Furthermore, in the device according to the second aspect of the present invention, even when high-frequency noise is mixed into each vehicle speed detection value by the road surface unevenness, this is appropriately suppressed by the wheel speed limiting means, and the noise resistance is improved. It has the effect of becoming.

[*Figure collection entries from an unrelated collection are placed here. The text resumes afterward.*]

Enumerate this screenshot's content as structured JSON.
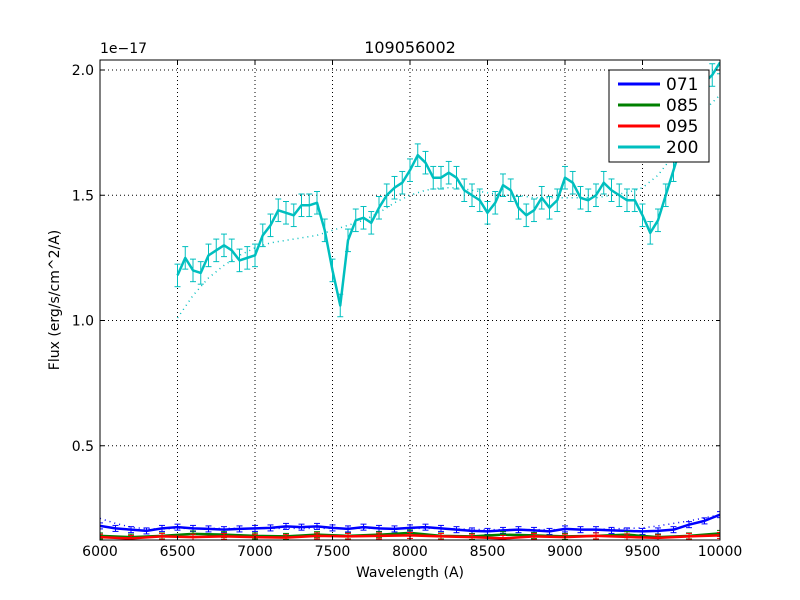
{
  "chart_data": {
    "type": "line",
    "title": "109056002",
    "xlabel": "Wavelength (A)",
    "ylabel": "Flux (erg/s/cm^2/A)",
    "y_offset_label": "1e−17",
    "xlim": [
      6000,
      10000
    ],
    "ylim": [
      0.125,
      2.03
    ],
    "xticks": [
      6000,
      6500,
      7000,
      7500,
      8000,
      8500,
      9000,
      9500,
      10000
    ],
    "xtick_labels": [
      "6000",
      "6500",
      "7000",
      "7500",
      "8000",
      "8500",
      "9000",
      "9500",
      "10000"
    ],
    "yticks": [
      0.5,
      1.0,
      1.5,
      2.0
    ],
    "ytick_labels": [
      "0.5",
      "1.0",
      "1.5",
      "2.0"
    ],
    "grid": true,
    "legend_position": "upper right",
    "series": [
      {
        "name": "071",
        "color": "#0000ff",
        "x": [
          6000,
          6100,
          6200,
          6300,
          6400,
          6500,
          6600,
          6700,
          6800,
          6900,
          7000,
          7100,
          7200,
          7300,
          7400,
          7500,
          7600,
          7700,
          7800,
          7900,
          8000,
          8100,
          8200,
          8300,
          8400,
          8500,
          8600,
          8700,
          8800,
          8900,
          9000,
          9100,
          9200,
          9300,
          9400,
          9500,
          9600,
          9700,
          9800,
          9900,
          10000
        ],
        "values": [
          0.18,
          0.17,
          0.165,
          0.16,
          0.17,
          0.175,
          0.17,
          0.168,
          0.165,
          0.168,
          0.17,
          0.172,
          0.178,
          0.175,
          0.178,
          0.172,
          0.168,
          0.175,
          0.17,
          0.168,
          0.172,
          0.175,
          0.17,
          0.165,
          0.16,
          0.158,
          0.162,
          0.165,
          0.162,
          0.158,
          0.168,
          0.165,
          0.165,
          0.162,
          0.16,
          0.158,
          0.16,
          0.165,
          0.185,
          0.2,
          0.225
        ],
        "model_values": [
          0.21,
          0.19,
          0.175,
          0.168,
          0.168,
          0.17,
          0.17,
          0.17,
          0.17,
          0.17,
          0.17,
          0.17,
          0.17,
          0.17,
          0.17,
          0.17,
          0.17,
          0.17,
          0.17,
          0.17,
          0.17,
          0.17,
          0.17,
          0.168,
          0.166,
          0.165,
          0.165,
          0.165,
          0.165,
          0.165,
          0.165,
          0.165,
          0.166,
          0.168,
          0.17,
          0.172,
          0.18,
          0.19,
          0.2,
          0.212,
          0.225
        ]
      },
      {
        "name": "085",
        "color": "#008000",
        "x": [
          6000,
          6200,
          6400,
          6600,
          6800,
          7000,
          7200,
          7400,
          7600,
          7800,
          8000,
          8200,
          8400,
          8600,
          8800,
          9000,
          9200,
          9400,
          9600,
          9800,
          10000
        ],
        "values": [
          0.14,
          0.135,
          0.14,
          0.148,
          0.145,
          0.14,
          0.138,
          0.145,
          0.14,
          0.145,
          0.152,
          0.14,
          0.138,
          0.145,
          0.142,
          0.138,
          0.14,
          0.145,
          0.135,
          0.14,
          0.15
        ]
      },
      {
        "name": "095",
        "color": "#ff0000",
        "x": [
          6000,
          6200,
          6400,
          6600,
          6800,
          7000,
          7200,
          7400,
          7600,
          7800,
          8000,
          8200,
          8400,
          8600,
          8800,
          9000,
          9200,
          9400,
          9600,
          9800,
          10000
        ],
        "values": [
          0.135,
          0.13,
          0.138,
          0.135,
          0.138,
          0.135,
          0.133,
          0.14,
          0.138,
          0.14,
          0.142,
          0.138,
          0.135,
          0.13,
          0.138,
          0.135,
          0.14,
          0.136,
          0.132,
          0.138,
          0.142
        ]
      },
      {
        "name": "200",
        "color": "#00bfbf",
        "x": [
          6500,
          6550,
          6600,
          6650,
          6700,
          6750,
          6800,
          6850,
          6900,
          6950,
          7000,
          7050,
          7100,
          7150,
          7200,
          7250,
          7300,
          7350,
          7400,
          7450,
          7500,
          7550,
          7600,
          7650,
          7700,
          7750,
          7800,
          7850,
          7900,
          7950,
          8000,
          8050,
          8100,
          8150,
          8200,
          8250,
          8300,
          8350,
          8400,
          8450,
          8500,
          8550,
          8600,
          8650,
          8700,
          8750,
          8800,
          8850,
          8900,
          8950,
          9000,
          9050,
          9100,
          9150,
          9200,
          9250,
          9300,
          9350,
          9400,
          9450,
          9500,
          9550,
          9600,
          9650,
          9700,
          9750,
          9800,
          9850,
          9900,
          9950,
          10000
        ],
        "values": [
          1.18,
          1.25,
          1.2,
          1.19,
          1.26,
          1.28,
          1.3,
          1.28,
          1.24,
          1.25,
          1.26,
          1.34,
          1.38,
          1.44,
          1.43,
          1.42,
          1.46,
          1.46,
          1.47,
          1.36,
          1.2,
          1.06,
          1.32,
          1.4,
          1.41,
          1.39,
          1.45,
          1.5,
          1.53,
          1.55,
          1.6,
          1.66,
          1.63,
          1.57,
          1.57,
          1.59,
          1.57,
          1.52,
          1.5,
          1.48,
          1.43,
          1.47,
          1.54,
          1.52,
          1.45,
          1.42,
          1.44,
          1.49,
          1.45,
          1.48,
          1.57,
          1.55,
          1.49,
          1.48,
          1.5,
          1.55,
          1.52,
          1.5,
          1.48,
          1.48,
          1.42,
          1.35,
          1.4,
          1.5,
          1.6,
          1.7,
          1.8,
          1.88,
          1.95,
          1.98,
          2.03
        ],
        "errors": 0.045,
        "model_x": [
          6500,
          6600,
          6700,
          6800,
          6900,
          7000,
          7100,
          7200,
          7300,
          7400,
          7500,
          7600,
          7700,
          7800,
          7900,
          8000,
          8100,
          8200,
          8300,
          8400,
          8500,
          8600,
          8700,
          8800,
          8900,
          9000,
          9100,
          9200,
          9300,
          9400,
          9500,
          9600,
          9700,
          9800,
          9900,
          10000
        ],
        "model_values": [
          1.01,
          1.1,
          1.17,
          1.22,
          1.26,
          1.29,
          1.31,
          1.32,
          1.33,
          1.34,
          1.36,
          1.38,
          1.4,
          1.43,
          1.47,
          1.5,
          1.52,
          1.53,
          1.53,
          1.52,
          1.51,
          1.5,
          1.5,
          1.49,
          1.49,
          1.49,
          1.49,
          1.49,
          1.5,
          1.51,
          1.53,
          1.58,
          1.66,
          1.76,
          1.84,
          1.9
        ]
      }
    ]
  }
}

[Brief description of the drawings]

FIG. 1 is a diagram corresponding to the claims of the present invention, FIG. 2 is a block diagram showing the configuration of an embodiment of the present invention, FIG. 3 is a block diagram showing the configuration of the actuator of FIG. 4 to 6 are schematic flowcharts each showing a processing procedure executed in the microcomputer, FIG. 7 is a timing chart showing a control example, and FIG. 8 is a graph showing a control map. In the figure, 4 is an anti-skid control device, 10FL-10RR is a wheel cylinder, 12FL-12RR is a wheel speed sensor, 13 is a longitudinal acceleration sensor, 14 is a controller, 16FL-16RR is an actuator, 22 is a microcomputer, and 27 is offset generation. It is a vessel.

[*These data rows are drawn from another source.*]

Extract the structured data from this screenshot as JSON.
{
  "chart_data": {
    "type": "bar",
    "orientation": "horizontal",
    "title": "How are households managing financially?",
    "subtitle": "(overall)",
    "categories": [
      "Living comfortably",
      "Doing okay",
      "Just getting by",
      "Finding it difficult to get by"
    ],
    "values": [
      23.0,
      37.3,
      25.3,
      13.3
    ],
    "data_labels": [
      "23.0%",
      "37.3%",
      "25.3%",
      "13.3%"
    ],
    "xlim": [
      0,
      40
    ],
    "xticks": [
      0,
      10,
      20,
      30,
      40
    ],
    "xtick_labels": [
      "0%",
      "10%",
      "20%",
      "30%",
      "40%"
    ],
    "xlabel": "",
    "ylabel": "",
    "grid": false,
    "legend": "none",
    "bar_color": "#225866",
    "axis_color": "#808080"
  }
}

 ────────────────────────────────────────────────── ─── Continuation of the front page (72) The inventor Takeshi Fujishiro 2 Takaracho, Kanagawa-ku, Yokohama-shi, Kanagawa Nissan Motor Co., Ltd. (56) References JP-A-1-218954 (JP, A) JP-A-1- 101260 (JP, A) JP-A-64-63456 (JP, A) JP-A-62-146761 (JP, A) JP-A-62-146757 (JP, A) JP-A-60-25836 (JP, A)

Claims (2)

(57) [Claims] An anti-skid control device comprising a plurality of actuators for adjusting pressure of a braking cylinder of each wheel according to a predetermined command signal, a longitudinal acceleration sensor for detecting longitudinal acceleration of a vehicle, A wheel speed detecting means for individually detecting a wheel speed of each wheel; and a maximum value of each wheel speed obtained based on each wheel speed detected by the wheel speed detecting means as an initial value, the longitudinal acceleration sensor Vehicle speed calculating means for integrating the value obtained by adding the offset amount to the absolute value of the detected value in the deceleration direction to obtain the estimated vehicle body side degree, and the vehicle speed based on the estimated vehicle body speed and each wheel speed by the wheel speed detecting means. Actuator control means for individually supplying the command signal having a value corresponding to a braking state to each of the actuators, and Antiskid control device according to claim offset amount that increases with the lapse of that provided with the offset amount supply means for supplying to said vehicle speed calculating means. 2. The vehicle speed calculating means limits a wheel speed detection value by providing a fixed upper limit to a speed change amount for a predetermined time with respect to each wheel speed detection value by the wheel speed detection means. The maximum value of the wheel speeds is set as the initial value,
2. The anti-skid control device according to claim 1, wherein a value obtained by adding the offset value to an absolute value of the value detected by the longitudinal acceleration sensor is integrated in a deceleration direction to obtain an estimated vehicle speed.